Kaliteli, verimi yüksek, sağlıklı ve karlı bir üretim için tarladan sofraya kadar üretimin her alanında üretici doğru bilgi ve yönlendirmelere ihtiyaç duymaktadır. Üreticilerin bu ihtiyaçları ancak yetişmiş ve tarım gönüllüsü ziraat mühendisleri ile karşılanabilir. Meslektaşlarımız, günü geldiğinde Türk tarımının gelişmesinde sorumluluk ve katılımcı bir misyon yüklenmelidir.
Su varlığı kıtsa, yağışlar yeterli değilse Konya sulu tarımı azaltsın veya çıksın demeye kimsenin hakkı yoktur. Sosyal devlet özelliği ile insanların doğduğu yerde doyurulması adına gerekli yatırımlar yeterince yapılmalıdır. Gıda, Tarım ve Hayvancılık Bakanlığı son yıllarda dillendirdiği ancak bir türlü adım atamadığı havza bazlı ürün destekleme modelini bir an önce hayata geçirmelidir. Bunun yanında ürün gruplarına göre üretici birliklerinin kurulmasını sağlamalıdır. Tarım ülkesi olduğumuzu kabul ederek ekonomik kalkınma hamlemizi tarımdan başlatmalıyız. Bu kapsamda çiftçiliğin meslek haline getirilmesi konusunda üretici birliklerinin oluşturulması için yol gösterici ve destekleyici yönetmelik ve kanunları hayata geçirmeliyiz.

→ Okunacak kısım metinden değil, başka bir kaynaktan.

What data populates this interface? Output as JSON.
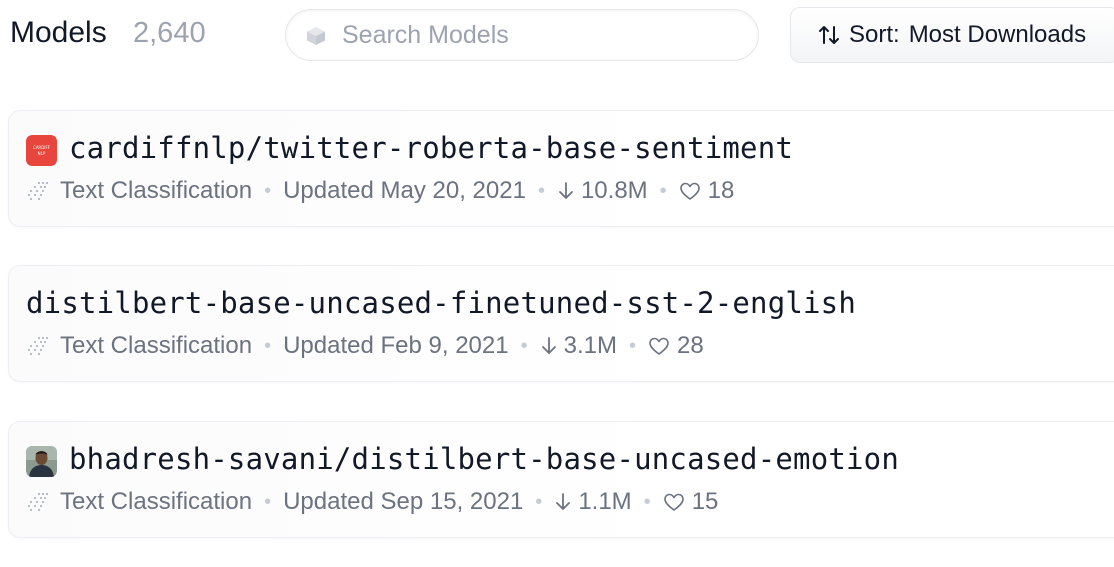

Çiftçiliğin meslek haline getirilmesi gerekmektedir. Günümüzde yağış azlığında düşen yağışları, mevcut kullanılabilir su kaynaklarını daha rantabıl kullanabilme adına, hem tarım teknolojisini hem de tarımsal altyapıyı yeniden rehabilite etmemiz gerekmektedir. Sulanabilir tarım alanlarının sulanabilmesi için ekonomik olarak getirilebilir diğer havzalardaki fazla su varlığının KOP bölgesine aktarılması gerekmektedir. Bunun için yeterli kaynak sağlanmalıdır. En kısa zamanda 5403 sayılı Toprak ve Arazi Kullanım Kanunu’na göre zorunlu toplulaştırma yapılmalı, toplulaştırmada bölgenin yağış rejimi ve bitki deseni de göz önüne alınarak bloklar arası mutlaka ağaçlandırılmalıdır. Ağaçlandırmanın yağış etkisi, erozyon kontrolü yanında esen rüzgarlarla nem azalmasını önlemesi ve bölgemizde nisan sonu, mayıs başlarında esen hububatın döllenme döneminde olumsuz etkisi görülen esintinin önüne geçilecektir. Ülkemiz bir tarım ülkesidir. Ekonomik kalkınma hamlemiz tarımla gerçekleşecektir.